I risked a glance at Ben then, and I could tell from his clenched jaw we both knew she meant James Stevenson from our last visit.
“It will be a quick trip. We’ll take an early flight on Saturday morning. You’ll meet with President Munchen in the early afternoon, and we will all attend the black-tie banquet that night, then fly back Sunday night. Assuming you can arrange childcare, I would appreciate you making the trip.”
Eduardo was leaning forward, his eyes bright. This mattered to him. Mattered enough to pay for us to fly up and stay for a night. And he had taken a huge chance on me. I don’t want to go out of town with the man who broke my heart was not a valid excuse not to follow through for him.
I smiled weakly. “I’m sure I can sort something out.”
“Ben, are you good to go, too? I’d like to book the flights today.”
Ben nodded his agreement. “Paris can stay with her mom.”
My stomach dropped at the casual mention of Stephanie.
This was my future.
Sitting next to the man who had stolen my heart and having to keep my face a professional mask, when his ex—maybe future—wife came up. I had made every right decision. I was cautious and thoughtful and still ended up feeling like the other woman.

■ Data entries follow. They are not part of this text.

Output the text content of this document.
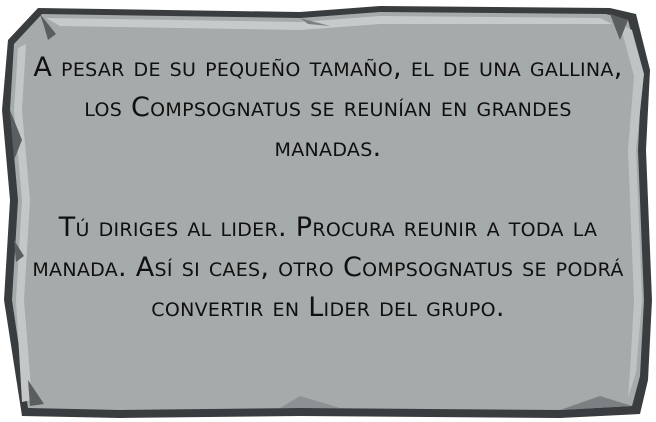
A pesar de su pequeño tamaño, el de una gallina, los Compsognatus se reunían en grandes manadas.

Tú diriges al lider. Procura reunir a toda la manada. Así si caes, otro Compsognatus se podrá convertir en Lider del grupo.
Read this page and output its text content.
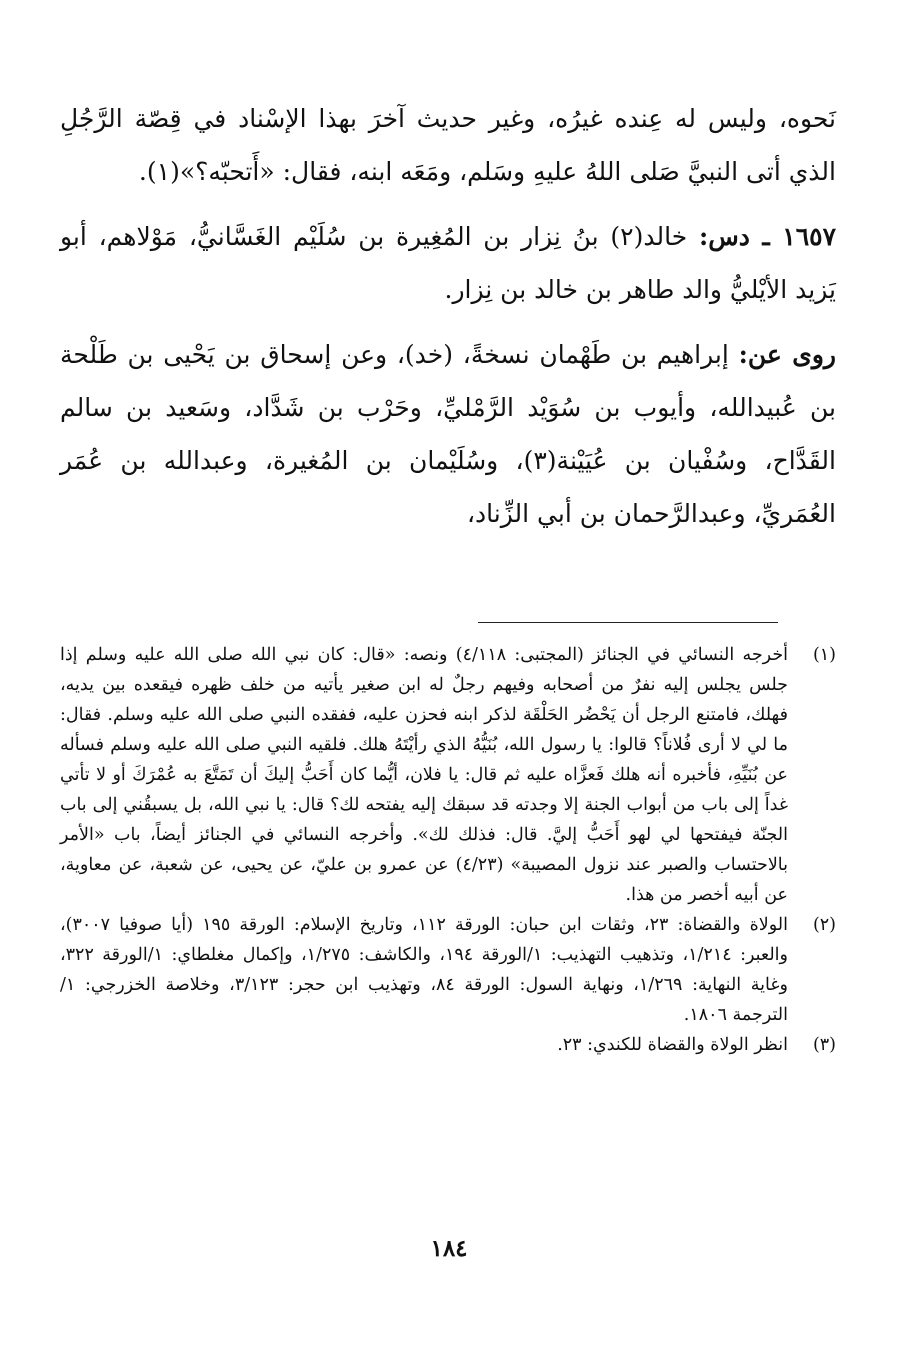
نَحوه، وليس له عِنده غيرُه، وغير حديث آخرَ بهذا الإسْناد في قِصّة الرَّجُلِ الذي أتى النبيَّ صَلى اللهُ عليهِ وسَلم، ومَعَه ابنه، فقال: «أَتحبّه؟»(١).

١٦٥٧ ـ دس: خالد(٢) بنُ نِزار بن المُغِيرة بن سُلَيْم الغَسَّانيُّ، مَوْلاهم، أبو يَزيد الأيْليُّ والد طاهر بن خالد بن نِزار.

روى عن: إبراهيم بن طَهْمان نسخةً، (خد)، وعن إسحاق بن يَحْيى بن طَلْحة بن عُبيدالله، وأيوب بن سُوَيْد الرَّمْليِّ، وحَرْب بن شَدَّاد، وسَعيد بن سالم القَدَّاح، وسُفْيان بن عُيَيْنة(٣)، وسُلَيْمان بن المُغيرة، وعبدالله بن عُمَر العُمَريِّ، وعبدالرَّحمان بن أبي الزِّناد،

(١)
أخرجه النسائي في الجنائز (المجتبى: ٤/١١٨) ونصه: «قال: كان نبي الله صلى الله عليه وسلم إذا جلس يجلس إليه نفرٌ من أصحابه وفيهم رجلٌ له ابن صغير يأتيه من خلف ظهره فيقعده بين يديه، فهلك، فامتنع الرجل أن يَحْضُر الحَلْقَة لذكر ابنه فحزن عليه، ففقده النبي صلى الله عليه وسلم. فقال: ما لي لا أرى فُلاناً؟ قالوا: يا رسول الله، بُنَيُّهُ الذي رأيْتَهُ هلك. فلقيه النبي صلى الله عليه وسلم فسأله عن بُنَيِّهِ، فأخبره أنه هلك فَعزَّاه عليه ثم قال: يا فلان، أيُّما كان أَحَبُّ إليكَ أن تَمَتَّعَ به عُمْرَكَ أو لا تأتي غداً إلى باب من أبواب الجنة إلا وجدته قد سبقك إليه يفتحه لك؟ قال: يا نبي الله، بل يسبقُني إلى باب الجنّة فيفتحها لي لهو أَحَبُّ إليَّ. قال: فذلك لك». وأخرجه النسائي في الجنائز أيضاً، باب «الأمر بالاحتساب والصبر عند نزول المصيبة» (٤/٢٣) عن عمرو بن عليّ، عن يحيى، عن شعبة، عن معاوية، عن أبيه أخصر من هذا.

(٢)
الولاة والقضاة: ٢٣، وثقات ابن حبان: الورقة ١١٢، وتاريخ الإسلام: الورقة ١٩٥ (أيا صوفيا ٣٠٠٧)، والعبر: ١/٢١٤، وتذهيب التهذيب: ١/الورقة ١٩٤، والكاشف: ١/٢٧٥، وإكمال مغلطاي: ١/الورقة ٣٢٢، وغاية النهاية: ١/٢٦٩، ونهاية السول: الورقة ٨٤، وتهذيب ابن حجر: ٣/١٢٣، وخلاصة الخزرجي: ١/الترجمة ١٨٠٦.

(٣)
انظر الولاة والقضاة للكندي: ٢٣.

١٨٤
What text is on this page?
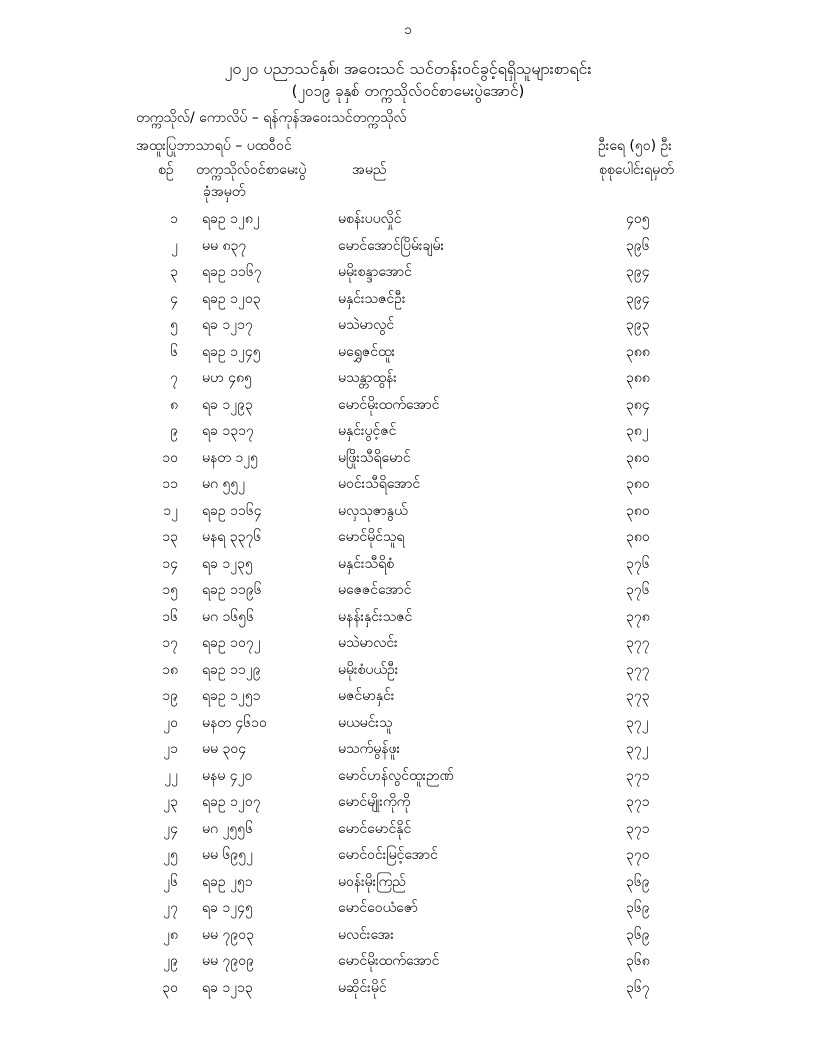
၁
၂၀၂၀ ပညာသင်နှစ်၊ အဝေးသင် သင်တန်းဝင်ခွင့်ရရှိသူများစာရင်း
(၂၀၁၉ ခုနှစ် တက္ကသိုလ်ဝင်စာမေးပွဲအောင်)
တက္ကသိုလ်/ ကောလိပ် – ရန်ကုန်အဝေးသင်တက္ကသိုလ်
အထူးပြုဘာသာရပ် – ပထဝီဝင်	ဦးရေ (၅၀) ဦး
စဉ် တက္ကသိုလ်ဝင်စာမေးပွဲ
ခုံအမှတ်
အမည်	စုစုပေါင်းရမှတ်
၁ ရခဥ ၁၂၈၂	မစန်းပပလှိုင်	၄၀၅
၂ မမ ၈၃၇	မောင်အောင်ပြိမ်းချမ်း	၃၉၆
၃ ရခဥ ၁၁၆၇	မမိုးစန္ဒာအောင်	၃၉၄
၄ ရခဥ ၁၂၀၃	မနှင်းသဇင်ဦး	၃၉၄
၅ ရခ ၁၂၁၇	မသဲမာလွင်	၃၉၃
၆ ရခဥ ၁၂၄၅	မရွှေဇင်ထူး	၃၈၈
၇ မဟ ၄၈၅	မသန္တာထွန်း	၃၈၈
၈ ရခ ၁၂၉၃	မောင်မိုးထက်အောင်	၃၈၄
၉ ရခ ၁၃၁၇	မနှင်းပွင့်ဇင်	၃၈၂
၁၀ မနတ ၁၂၅	မဖြိုးသီရိမောင်	၃၈၀
၁၁ မဂ ၅၅၂	မဝင်းသီရိအောင်	၃၈၀
၁၂ ရခဥ ၁၁၆၄	မလှသုဇာနွယ်	၃၈၀
၁၃ မနရ ၃၃၇၆	မောင်မိုင်သူရ	၃၈၀
၁၄ ရခ ၁၂၃၅	မနှင်းသီရိစံ	၃၇၆
၁၅ ရခဥ ၁၁၉၆	မဇေဇင်အောင်	၃၇၆
၁၆ မဂ ၁၆၅၆	မနန်းနှင်းသဇင်	၃၇၈
၁၇ ရခဥ ၁၀၇၂	မသဲမာလင်း	၃၇၇
၁၈ ရခဥ ၁၁၂၉	မမိုးစံပယ်ဦး	၃၇၇
၁၉ ရခဥ ၁၂၅၁	မဇင်မာနှင်း	၃၇၃
၂၀ မနတ ၄၆၁၀	မယမင်းသူ	၃၇၂
၂၁ မမ ၃၀၄	မသက်မွန်ဖူး	၃၇၂
၂၂ မနမ ၄၂၀	မောင်ဟန်လွင်ထူးဉာဏ်	၃၇၁
၂၃ ရခဥ ၁၂၀၇	မောင်မျိုးကိုကို	၃၇၁
၂၄ မဂ ၂၅၅၆	မောင်မောင်နိုင်	၃၇၁
၂၅ မမ ၆၉၅၂	မောင်ဝင်းမြင့်အောင်	၃၇၀
၂၆ ရခဥ ၂၅၁	မဝန်းမိုးကြည်	၃၆၉
၂၇ ရခ ၁၂၄၅	မောင်ဝေယံဇော်	၃၆၉
၂၈ မမ ၇၉၀၃	မလင်းအေး	၃၆၉
၂၉ မမ ၇၉၀၉	မောင်မိုးထက်အောင်	၃၆၈
၃၀ ရခ ၁၂၁၃	မဆိုင်းမိုင်	၃၆၇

Eduardo clapped his hands. “Perfecto! I’ll book us each a room in the same hotel you used last time. The event will be a couple of blocks away next to campus.”
I cringed, remembering how Ben and I spent our time in that hotel back in April. The long nights spent in my bed, learning the dips and curves of each other’s bodies. How he caged me in the elevator with his muscular arms, taking full advantage of the time it took to go up fifteen floors. Us stumbling down the hallway, unwilling to break off our kiss to finish the walk to our room. The way he pushed inside of me, my leg hitched over his hip when he convinced me showering together would save us time in the morning.
Each breath was a fight as I tried to maintain my composure. I excused myself, hoping Eduardo didn’t notice my panic. Ben was behind me as I made my way down the hallway, but he respected my wishes, keeping enough distance between us so I could take the elevator without him. I turned as I pushed the button for my floor, his heartbroken eyes the last thing I saw before the doors clanged closed.